Review Summary: An exciting adventure which will immerse you in the time period and introduce you to two fascinating protagonists.
In 1889, two young women set out to accomplish an astounding and previously fictional feat – traveling around the world in under eighty days. Both women were reporters, sponsored by their respective news papers to race around the world in opposite directions. This book chronicles their incredible adventure, with rich descriptions of the people involved and the places visited. We also get a glimpse of daily life in 1889 and the evolving place of women in American society.

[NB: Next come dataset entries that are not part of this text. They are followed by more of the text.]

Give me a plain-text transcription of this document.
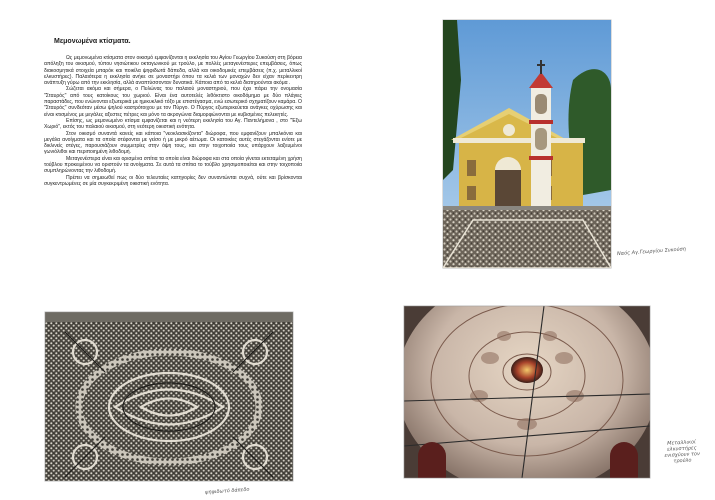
Μεμονωμένα κτίσματα.

Ως μεμονωμένα κτίσματα στον οικισμό εμφανίζονται η εκκλησία του Αγίου Γεωργίου Συκούση στη βόρεια απόληξη του οικισμού, τύπου νησιώτικου οκταγωνικού με τρούλο, με πολλές μεταγενέστερες επεμβάσεις, όπως διακοσμητικά στοιχεία μπαρόκ και ποικίλα ψηφιδωτά δάπεδα, αλλά και οικοδομικές επεμβάσεις (π.χ. μεταλλικοί ελκυστήρες). Παλαιότερα η εκκλησία ανήκε σε μοναστήρι όπου τα κελιά των μοναχών δεν είχαν περίκεντρη ανάπτυξη γύρω από την εκκλησία, αλλά αναπτύσσονταν δυνατικά. Κάποια από τα κελιά διατηρούνται ακόμα .

Σώζεται ακόμα και σήμερα, ο Πυλώνας του παλαιού μοναστηριού, που έχει πάρει την ονομασία "Σταυρός" από τους κατοίκους του χωριού. Είναι ένα αυτοτελές λιθόκτιστο οικοδόμημα με δύο πλάγιες παραστάδες, που ενώνονται εξωτερικά με ημικυκλικό τόξο με επιστέγασμα, ενώ εσωτερικό σχηματίζουν καμάρα. Ο "Σταυρός" συνδεόταν μέσω ψηλού καστρότοιχου με τον Πύργο. Ο Πύργος εξωτερικεύεται ανάγκες οχύρωσης και είναι κτισμένος με μεγάλες αξεστες πέτρες και μόνο τα ακρογώνια διαμορφώνονται με κυβισμένες πελεκητές.

Επίσης, ως μεμονωμένο κτίσμα εμφανίζεται και η νεότερη εκκλησία του Αγ. Παντελήμονα , στο "Έξω Χωριό", εκτός του παλαιού οικισμού, στη νεότερη οικιστική ενότητα.

Στον οικισμό συναντά κανείς και κάποια "νεοκλασικίζοντα" διώροφα, που εμφανίζουν μπαλκόνια και μεγάλα ανοίγματα και τα οποία στέφονται με γείσο ή με μικρό αέτωμα. Οι κατοικίες αυτές στεγάζονται ενίοτε με δικλινείς στέγες, παρουσιάζουν συμμετρίες στην όψη τους, και στην τοιχοποιία τους υπάρχουν λαξευμένοι γωνιόλιθοι και περιποιημένη λιθοδομή.

Μεταγενέστερα είναι και ορισμένα σπίτια τα οποία είναι διώροφα και στα οποία γίνεται εκτεταμένη χρήση τούβλου προκειμένου να οριστούν τα ανοίγματα. Σε αυτά τα σπίτια το τούβλο χρησιμοποιείται και στην τοιχοποιία συμπληρώνοντας την λιθοδομή.

Πρέπει να σημειωθεί πως οι δύο τελευταίες κατηγορίες δεν συναντώνται συχνά, ούτε και βρίσκονται συγκεντρωμένες σε μία συγκεκριμένη οικιστική ενότητα.

Ναός Αγ.Γεωργίου Συκούση
ψηφιδωτό δάπεδο
Μεταλλικοί ελκυστήρες ενισχύουν τον τρούλο
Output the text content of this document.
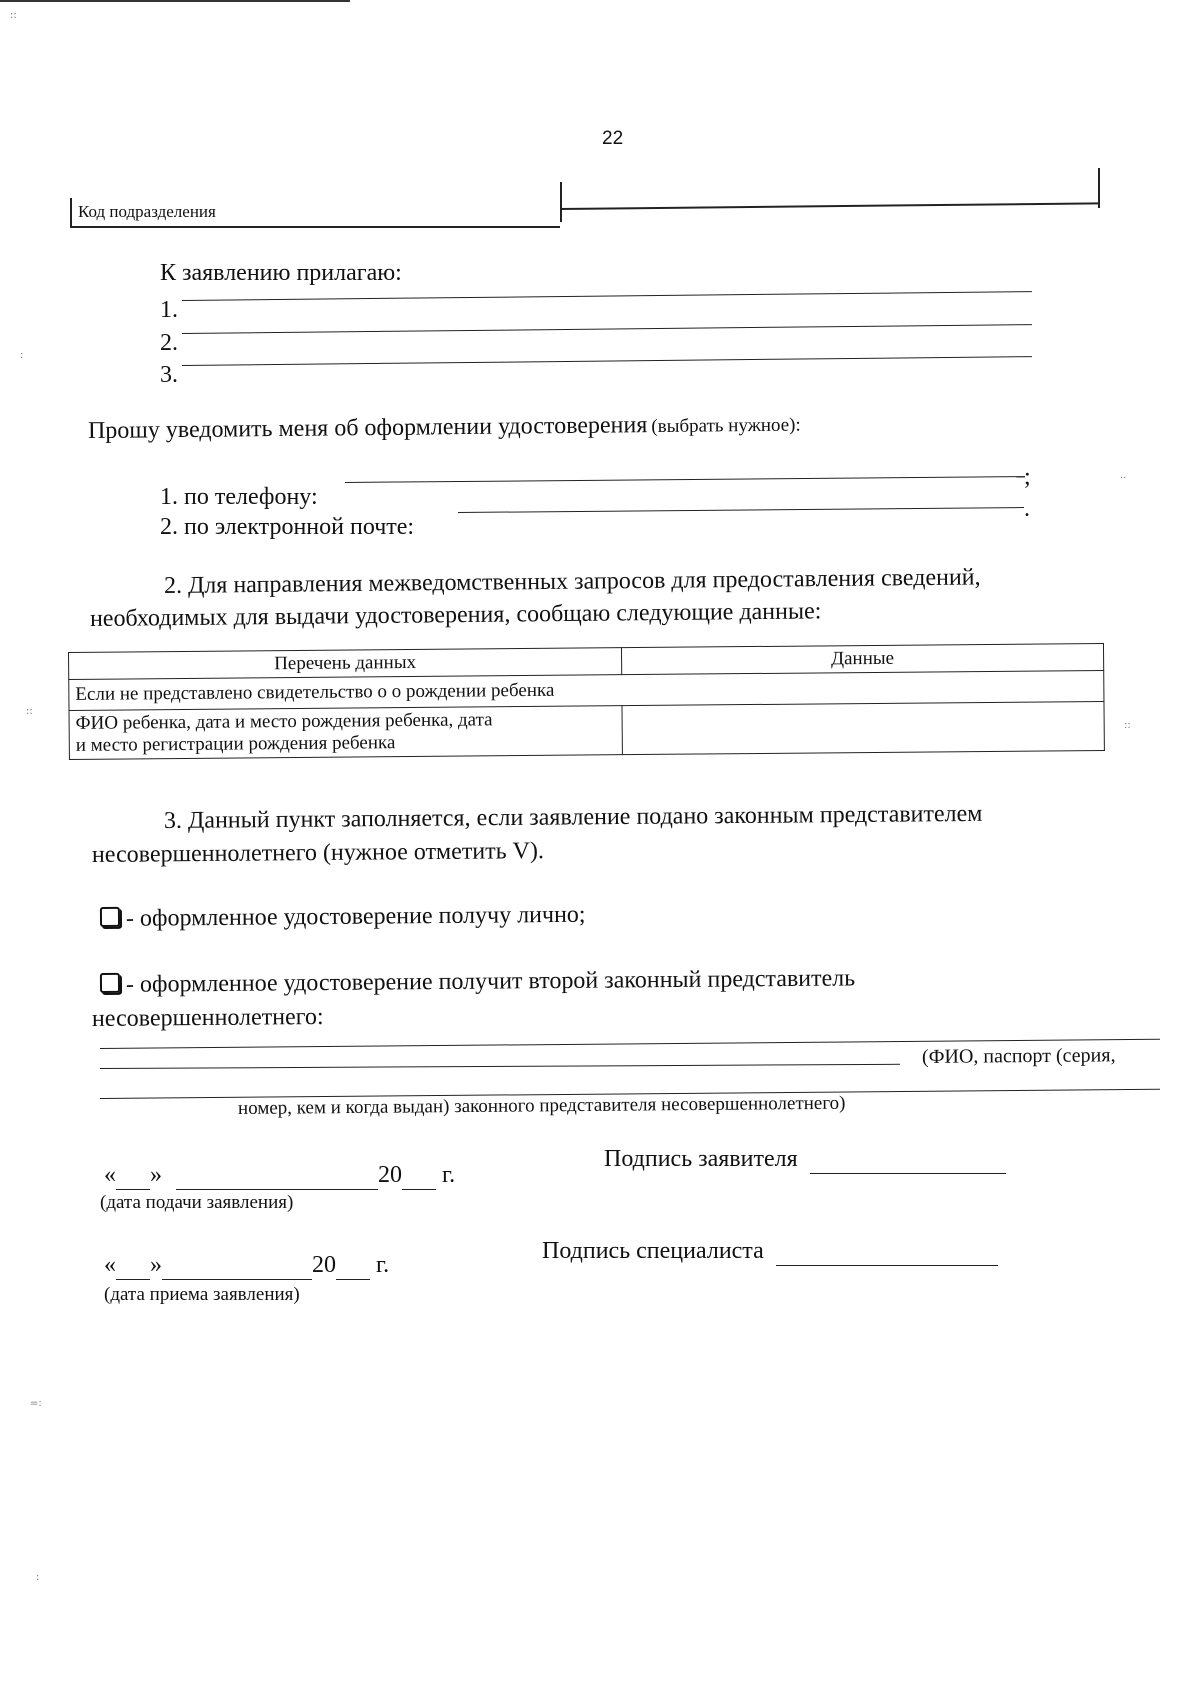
22
Код подразделения
К заявлению прилагаю:
1.
2.
3.
Прошу уведомить меня об оформлении удостоверения (выбрать нужное):
1. по телефону:
;
2. по электронной почте:
.
2. Для направления межведомственных запросов для предоставления сведений,
необходимых для выдачи удостоверения, сообщаю следующие данные:
Перечень данных	Данные
Если не представлено свидетельство о о рождении ребенка	

ФИО ребенка, дата и место рождения ребенка, дата
и место регистрации рождения ребенка	

3. Данный пункт заполняется, если заявление подано законным представителем
несовершеннолетнего (нужное отметить V).
- оформленное удостоверение получу лично;
- оформленное удостоверение получит второй законный представитель
несовершеннолетнего:
(ФИО, паспорт (серия,
номер, кем и когда выдан) законного представителя несовершеннолетнего)
« »	20 г.
Подпись заявителя
(дата подачи заявления)
« »	20 г.
Подпись специалиста
(дата приема заявления)
::
:
::
=:
:
::
..
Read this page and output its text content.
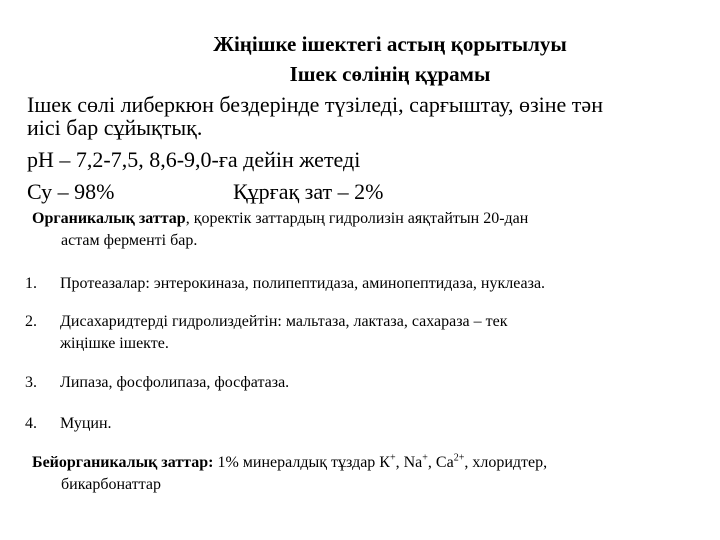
Жіңішке ішектегі астың қорытылуы
Ішек сөлінің құрамы
Ішек сөлі либеркюн бездерінде түзіледі, сарғыштау, өзіне тән
иісі бар сұйықтық.
рН – 7,2-7,5, 8,6-9,0-ға дейін жетеді
Су – 98%	Құрғақ зат – 2%
Органикалық заттар, қоректік заттардың гидролизін аяқтайтын 20-дан
астам ферменті бар.
1.	Протеазалар: энтерокиназа, полипептидаза, аминопептидаза, нуклеаза.
2.	Дисахаридтерді гидролиздейтін: мальтаза, лактаза, сахараза – тек
жіңішке ішекте.
3.	Липаза, фосфолипаза, фосфатаза.
4.	Муцин.
Бейорганикалық заттар: 1% минералдық тұздар К+, Na+, $Са^{2+}$, хлоридтер,
бикарбонаттар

As with most narrative non-fiction, I liked that this book read like an adventure story but with an extra dash of excitement because the events described are real. The author did an admirable job taking advantage of this, spicing up the narrative with seamlessly integrated pictures and quotes. The descriptions were almost as good as the pictures for letting you see what the protagonists would have seen. There are certainly enough descriptions of the amazing places the two women visited to satisfy any fan of the travel memoir (although the specifics are, of course, about 100 years out of date!). The only complaint I might have with the writing is this: the digressions to talk about specific people often started before we knew how each person connects to the main narrative. This made the beginning of the digressions a little jarring.
I did, however, enjoy these digressions. I prefer narrative non-fiction to be approximately half about events and half about specific people involved, with a dash of social commentary on the side. This book was just the right mix of those elements. The book was made more interesting by the very different personalities of the two women and the different tourist activities they each made time for. These differences meant that even when the two women stopped in the same ports, their stories were never redundant. I found this a light, enjoyable read and would recommend it to fans of historical fiction and adventure stories, as well as readers who enjoy travel memoirs.